The AC motor commonly consists of two basic parts, an outside stator having coils supplied with alternating current to produce a rotating magnetic field, and an inside rotor attached to the output shaft producing a second rotating magnetic field. The rotor magnetic field may be produced by permanent magnets, reluctance saliency, or DC or AC electrical windings.
Less common, AC linear motors operate on similar principles as rotating motors but have their stationary and moving parts arranged in a straight line configuration, producing linear motion instead of rotation.
The basic working of a motor is based on the fact that when ‘a current carrying conductor is placed in a magnetic field, it experiences a force’.
|Figure 1 - A motor action|
If you take a simple DC motor, it has a current-carrying coil supported in between two permanent magnets (opposite pole facing) so that the coil can rotate freely inside.
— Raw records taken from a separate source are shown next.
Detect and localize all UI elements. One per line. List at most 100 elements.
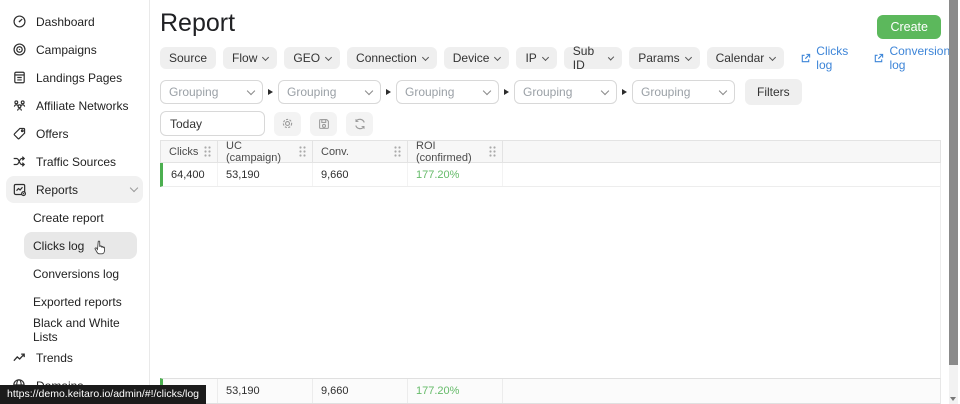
- chevron-down-icon: [542, 53, 549, 60]
- sidebar-subitem-exported-reports[interactable]: Exported reports: [24, 288, 137, 315]
- drag-handle-icon[interactable]: [394, 146, 401, 157]
- conversions-log-link[interactable]: Conversions log: [873, 44, 960, 72]
- grouping-select-4[interactable]: Grouping: [514, 80, 617, 104]
- sidebar-item-traffic-sources[interactable]: Traffic Sources: [6, 148, 143, 175]
- report-chart-gear-icon: [11, 182, 27, 198]
- table-row[interactable]: 64,400 53,190 9,660 177.20%: [160, 163, 941, 187]
- footer-filler: [503, 379, 940, 403]
- arrow-separator-icon: [268, 89, 273, 95]
- select-placeholder: Grouping: [169, 85, 218, 99]
- clicks-log-link[interactable]: Clicks log: [800, 44, 857, 72]
- tag-icon: [11, 126, 27, 142]
- sidebar-item-label: Campaigns: [36, 43, 97, 57]
- filter-pill-sub-id[interactable]: Sub ID: [564, 47, 622, 69]
- traffic-split-icon: [11, 154, 27, 170]
- column-label: UC (campaign): [226, 140, 299, 164]
- sidebar-item-label: Traffic Sources: [36, 155, 116, 169]
- sidebar-subitem-create-report[interactable]: Create report: [24, 204, 137, 231]
- sidebar-item-campaigns[interactable]: Campaigns: [6, 36, 143, 63]
- cell-conv: 9,660: [313, 163, 408, 186]
- external-link-icon: [873, 53, 884, 64]
- trend-up-icon: [11, 350, 27, 366]
- filters-button[interactable]: Filters: [745, 79, 802, 105]
- cell-clicks: 64,400: [163, 163, 218, 186]
- column-header-clicks[interactable]: Clicks: [161, 141, 218, 162]
- page-title: Report: [150, 0, 960, 38]
- sidebar-subitem-clicks-log[interactable]: Clicks log: [24, 232, 137, 259]
- save-report-button[interactable]: [310, 112, 337, 136]
- sidebar-subitem-conversions-log[interactable]: Conversions log: [24, 260, 137, 287]
- link-label: Clicks log: [816, 44, 857, 72]
- select-placeholder: Grouping: [523, 85, 572, 99]
- sidebar-subitem-black-white-lists[interactable]: Black and White Lists: [24, 316, 137, 343]
- chevron-down-icon: [365, 86, 373, 94]
- column-header-uc-campaign[interactable]: UC (campaign): [218, 141, 313, 162]
- pill-label: GEO: [293, 51, 320, 65]
- toolbar-row: Today: [160, 111, 960, 136]
- table-header-row: Clicks UC (campaign) Conv. ROI (confirme…: [160, 140, 941, 163]
- filter-pill-device[interactable]: Device: [444, 47, 510, 69]
- filter-pill-ip[interactable]: IP: [516, 47, 556, 69]
- column-label: Clicks: [169, 146, 198, 158]
- pill-label: Calendar: [716, 51, 765, 65]
- sidebar-item-affiliate-networks[interactable]: Affiliate Networks: [6, 92, 143, 119]
- main-content: Report Create Source Flow GEO Connection…: [150, 0, 960, 404]
- chevron-down-icon: [130, 184, 138, 192]
- date-range-value: Today: [170, 117, 202, 131]
- filter-pill-calendar[interactable]: Calendar: [707, 47, 785, 69]
- refresh-button[interactable]: [346, 112, 373, 136]
- gear-icon: [280, 116, 295, 131]
- mouse-hand-cursor-icon: [94, 240, 107, 255]
- chevron-down-icon: [719, 86, 727, 94]
- filter-pill-params[interactable]: Params: [629, 47, 699, 69]
- chevron-down-icon: [483, 86, 491, 94]
- filter-pill-geo[interactable]: GEO: [284, 47, 340, 69]
- scrollbar-thumb[interactable]: [949, 0, 958, 365]
- sidebar-item-reports[interactable]: Reports: [6, 176, 143, 203]
- table-footer-row: 64,400 53,190 9,660 177.20%: [160, 378, 941, 404]
- chevron-down-icon: [769, 53, 776, 60]
- settings-button[interactable]: [274, 112, 301, 136]
- sidebar-subitem-label: Create report: [33, 211, 104, 225]
- chevron-down-icon: [247, 86, 255, 94]
- column-header-filler: [503, 141, 940, 162]
- sidebar-item-trends[interactable]: Trends: [6, 344, 143, 371]
- sidebar-subitem-label: Exported reports: [33, 295, 122, 309]
- grouping-select-3[interactable]: Grouping: [396, 80, 499, 104]
- drag-handle-icon[interactable]: [204, 146, 211, 157]
- sidebar-item-landings-pages[interactable]: Landings Pages: [6, 64, 143, 91]
- footer-roi-confirmed: 177.20%: [408, 379, 503, 403]
- grouping-select-5[interactable]: Grouping: [632, 80, 735, 104]
- refresh-icon: [353, 117, 367, 131]
- column-header-conv[interactable]: Conv.: [313, 141, 408, 162]
- filter-pill-connection[interactable]: Connection: [347, 47, 437, 69]
- column-label: Conv.: [321, 146, 349, 158]
- drag-handle-icon[interactable]: [299, 146, 306, 157]
- filter-pill-source[interactable]: Source: [160, 47, 216, 69]
- chevron-down-icon: [685, 53, 692, 60]
- cell-filler: [503, 163, 940, 186]
- sidebar-item-dashboard[interactable]: Dashboard: [6, 8, 143, 35]
- column-header-roi-confirmed[interactable]: ROI (confirmed): [408, 141, 503, 162]
- arrow-separator-icon: [622, 89, 627, 95]
- sidebar: Dashboard Campaigns Landings Pages Affil…: [0, 0, 150, 404]
- sidebar-item-label: Offers: [36, 127, 68, 141]
- grouping-select-1[interactable]: Grouping: [160, 80, 263, 104]
- sidebar-subitem-label: Conversions log: [33, 267, 119, 281]
- pill-label: Source: [169, 51, 207, 65]
- sidebar-item-offers[interactable]: Offers: [6, 120, 143, 147]
- report-table: Clicks UC (campaign) Conv. ROI (confirme…: [160, 140, 941, 404]
- grouping-select-2[interactable]: Grouping: [278, 80, 381, 104]
- vertical-scrollbar[interactable]: [949, 0, 958, 404]
- drag-handle-icon[interactable]: [489, 146, 496, 157]
- scrollbar-down-arrow-icon[interactable]: [950, 397, 956, 401]
- footer-conv: 9,660: [313, 379, 408, 403]
- people-group-icon: [11, 98, 27, 114]
- pill-label: Connection: [356, 51, 417, 65]
- create-button[interactable]: Create: [877, 15, 941, 39]
- bullseye-icon: [11, 42, 27, 58]
- pill-label: Sub ID: [573, 44, 603, 72]
- date-range-select[interactable]: Today: [160, 111, 265, 136]
- filter-pill-flow[interactable]: Flow: [223, 47, 277, 69]
- cell-roi-confirmed: 177.20%: [408, 163, 503, 186]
When the coil ends are connected to a DC source then the current will flow through it and it behaves like a bar magnet, as shown in Figure 1.
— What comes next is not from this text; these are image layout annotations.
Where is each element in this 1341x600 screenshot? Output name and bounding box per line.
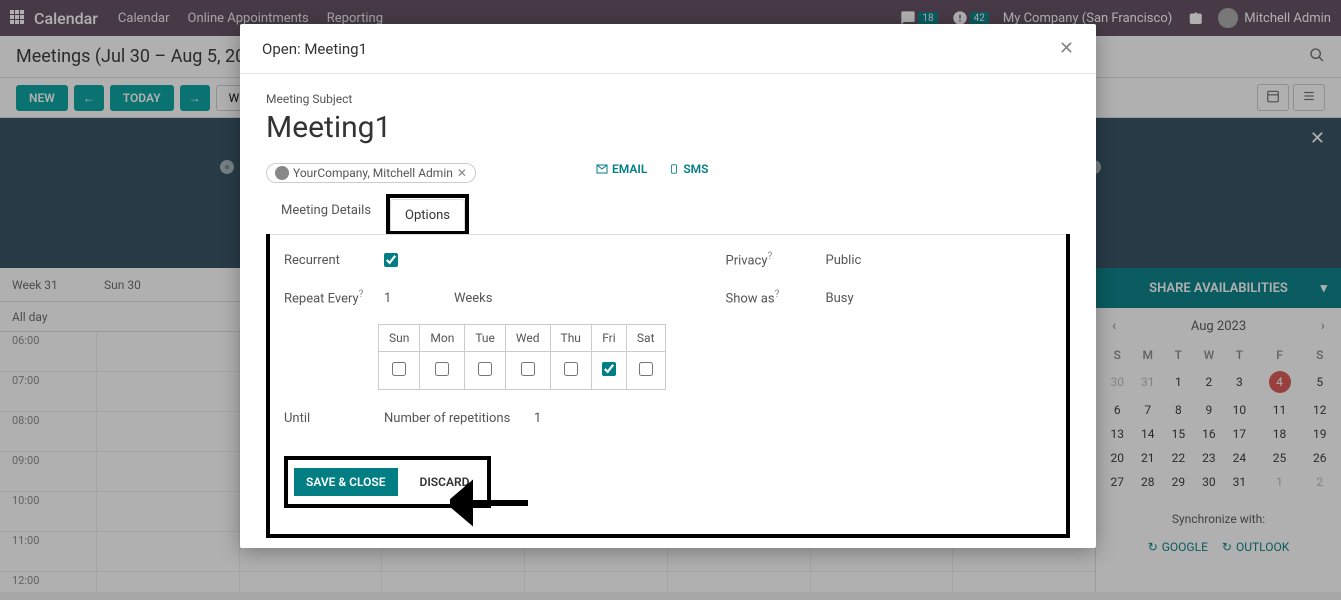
- until-label: Until: [284, 411, 384, 426]
- weekday-picker: SunMonTueWedThuFriSat: [378, 324, 666, 390]
- subject-label: Meeting Subject: [266, 92, 1070, 106]
- day-header: Sat: [626, 325, 665, 352]
- tab-meeting-details[interactable]: Meeting Details: [266, 194, 386, 234]
- day-checkbox-thu[interactable]: [564, 362, 578, 376]
- meeting-subject[interactable]: Meeting1: [266, 110, 1070, 145]
- tab-options[interactable]: Options: [390, 199, 465, 231]
- until-n[interactable]: 1: [534, 411, 541, 426]
- annotation-arrow-icon: [450, 478, 530, 532]
- attendee-chip[interactable]: YourCompany, Mitchell Admin ✕: [266, 163, 476, 183]
- recurrent-checkbox[interactable]: [384, 253, 398, 267]
- showas-label: Show as?: [726, 289, 826, 306]
- save-close-button[interactable]: SAVE & CLOSE: [294, 468, 398, 496]
- day-checkbox-tue[interactable]: [478, 362, 492, 376]
- day-header: Tue: [465, 325, 506, 352]
- day-header: Thu: [550, 325, 591, 352]
- sms-button[interactable]: SMS: [669, 162, 708, 176]
- repeat-n[interactable]: 1: [384, 291, 454, 306]
- avatar-icon: [275, 166, 289, 180]
- meeting-modal: Open: Meeting1 ✕ Meeting Subject Meeting…: [240, 24, 1096, 548]
- day-checkbox-fri[interactable]: [602, 362, 616, 376]
- modal-title: Open: Meeting1: [262, 40, 367, 58]
- close-icon[interactable]: ✕: [1059, 38, 1074, 59]
- day-checkbox-wed[interactable]: [521, 362, 535, 376]
- day-header: Mon: [420, 325, 465, 352]
- day-header: Fri: [591, 325, 626, 352]
- privacy-value[interactable]: Public: [826, 253, 862, 268]
- day-header: Sun: [379, 325, 420, 352]
- until-mode[interactable]: Number of repetitions: [384, 411, 534, 426]
- day-checkbox-mon[interactable]: [435, 362, 449, 376]
- showas-value[interactable]: Busy: [826, 291, 854, 306]
- day-header: Wed: [505, 325, 550, 352]
- email-button[interactable]: EMAIL: [596, 162, 647, 176]
- remove-attendee-icon[interactable]: ✕: [457, 166, 467, 180]
- repeat-every-label: Repeat Every?: [284, 289, 384, 306]
- repeat-unit[interactable]: Weeks: [454, 291, 492, 306]
- attendee-name: YourCompany, Mitchell Admin: [293, 166, 453, 180]
- recurrent-label: Recurrent: [284, 253, 384, 268]
- privacy-label: Privacy?: [726, 251, 826, 268]
- day-checkbox-sun[interactable]: [392, 362, 406, 376]
- day-checkbox-sat[interactable]: [639, 362, 653, 376]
As the current starts flowing, the magnetic flux lines of the coil will interact with the flux lines of the permanent magnet.
This will cause a movement of the coil (Figures 1a, 1b, 1c, 1d) due to the force of attraction and repulsion between two fields. The coil will rotate until it achieves the 180° position, because now the opposite poles will be in front of each other (Figure 1e) and the force of attraction or repulsion will not exist.
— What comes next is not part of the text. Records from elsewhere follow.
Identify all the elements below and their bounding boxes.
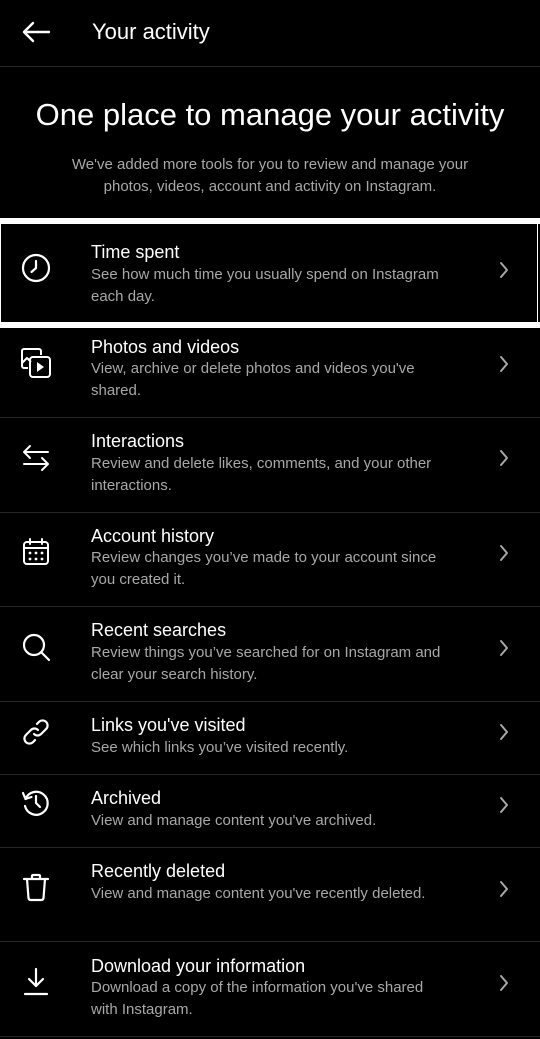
chevron-right-icon	[494, 793, 514, 817]
menu-item-title: Time spent	[91, 242, 180, 262]
back-button[interactable]	[14, 12, 58, 52]
menu-item-time-spent[interactable]: Time spent See how much time you usually…	[0, 224, 540, 322]
menu-item-subtitle: Review changes you’ve made to your accou…	[91, 549, 437, 588]
interactions-icon	[18, 440, 54, 476]
menu-item-title: Links you've visited	[91, 715, 246, 735]
menu-item-recent-searches[interactable]: Recent searches Review things you’ve sea…	[0, 607, 540, 702]
menu-item-subtitle: View and manage content you've recently …	[91, 885, 426, 902]
menu-item-links-visited[interactable]: Links you've visited See which links you…	[0, 702, 540, 775]
chevron-right-icon	[494, 446, 514, 470]
menu-item-subtitle: See how much time you usually spend on I…	[91, 266, 439, 305]
search-icon	[18, 629, 54, 665]
menu-item-title: Recent searches	[91, 620, 227, 640]
chevron-right-icon	[494, 877, 514, 901]
chevron-right-icon	[494, 636, 514, 660]
link-icon	[18, 714, 54, 750]
chevron-right-icon	[494, 541, 514, 565]
calendar-icon	[18, 534, 54, 570]
intro-heading: One place to manage your activity	[35, 97, 505, 132]
menu-item-interactions[interactable]: Interactions Review and delete likes, co…	[0, 418, 540, 513]
menu-item-title: Photos and videos	[91, 337, 240, 357]
menu-item-subtitle: Review and delete likes, comments, and y…	[91, 455, 432, 494]
chevron-right-icon	[494, 258, 514, 282]
clock-icon	[18, 250, 54, 286]
chevron-right-icon	[494, 720, 514, 744]
your-activity-screen: Your activity One place to manage your a…	[0, 0, 540, 1039]
page-title: Your activity	[92, 19, 210, 44]
menu-item-title: Interactions	[91, 431, 185, 451]
chevron-right-icon	[494, 352, 514, 376]
menu-item-download-info[interactable]: Download your information Download a cop…	[0, 942, 540, 1037]
menu-item-account-history[interactable]: Account history Review changes you’ve ma…	[0, 513, 540, 607]
menu-item-title: Archived	[91, 788, 162, 808]
menu-item-title: Account history	[91, 526, 215, 546]
download-icon	[18, 964, 54, 1000]
menu-item-title: Recently deleted	[91, 861, 226, 881]
app-bar: Your activity	[0, 0, 540, 67]
intro-description: We've added more tools for you to review…	[71, 156, 469, 195]
archive-icon	[18, 785, 54, 821]
menu-item-subtitle: Download a copy of the information you'v…	[91, 979, 424, 1018]
menu-item-recently-deleted[interactable]: Recently deleted View and manage content…	[0, 848, 540, 942]
chevron-right-icon	[494, 971, 514, 995]
trash-icon	[18, 869, 54, 905]
menu-item-subtitle: View, archive or delete photos and video…	[91, 360, 415, 399]
photos-videos-icon	[18, 345, 54, 381]
menu-item-subtitle: View and manage content you've archived.	[91, 812, 377, 829]
menu-item-archived[interactable]: Archived View and manage content you've …	[0, 775, 540, 848]
back-arrow-icon	[21, 20, 51, 44]
menu-item-subtitle: Review things you’ve searched for on Ins…	[91, 644, 441, 683]
menu-item-title: Download your information	[91, 956, 306, 976]
menu-item-photos-videos[interactable]: Photos and videos View, archive or delet…	[0, 328, 540, 418]
intro-section: One place to manage your activity We've …	[0, 67, 540, 218]
menu-item-subtitle: See which links you’ve visited recently.	[91, 739, 349, 756]
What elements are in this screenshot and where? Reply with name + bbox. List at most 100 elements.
The role of the commutator: The commutator brushes just reverse the polarity of DC supply connected to the coil. This will cause a change in the direction of the current of the magnetic field and start rotating the coil by another 180° (Figure 1f).
The brushes will move on like this to achieve continuous coil rotation of the motor.
Similarly, the AC motor also functions on the above principle; except here, the commutator contacts remain stationary, because AC current direction continually changes during each half-cycle (every 180°).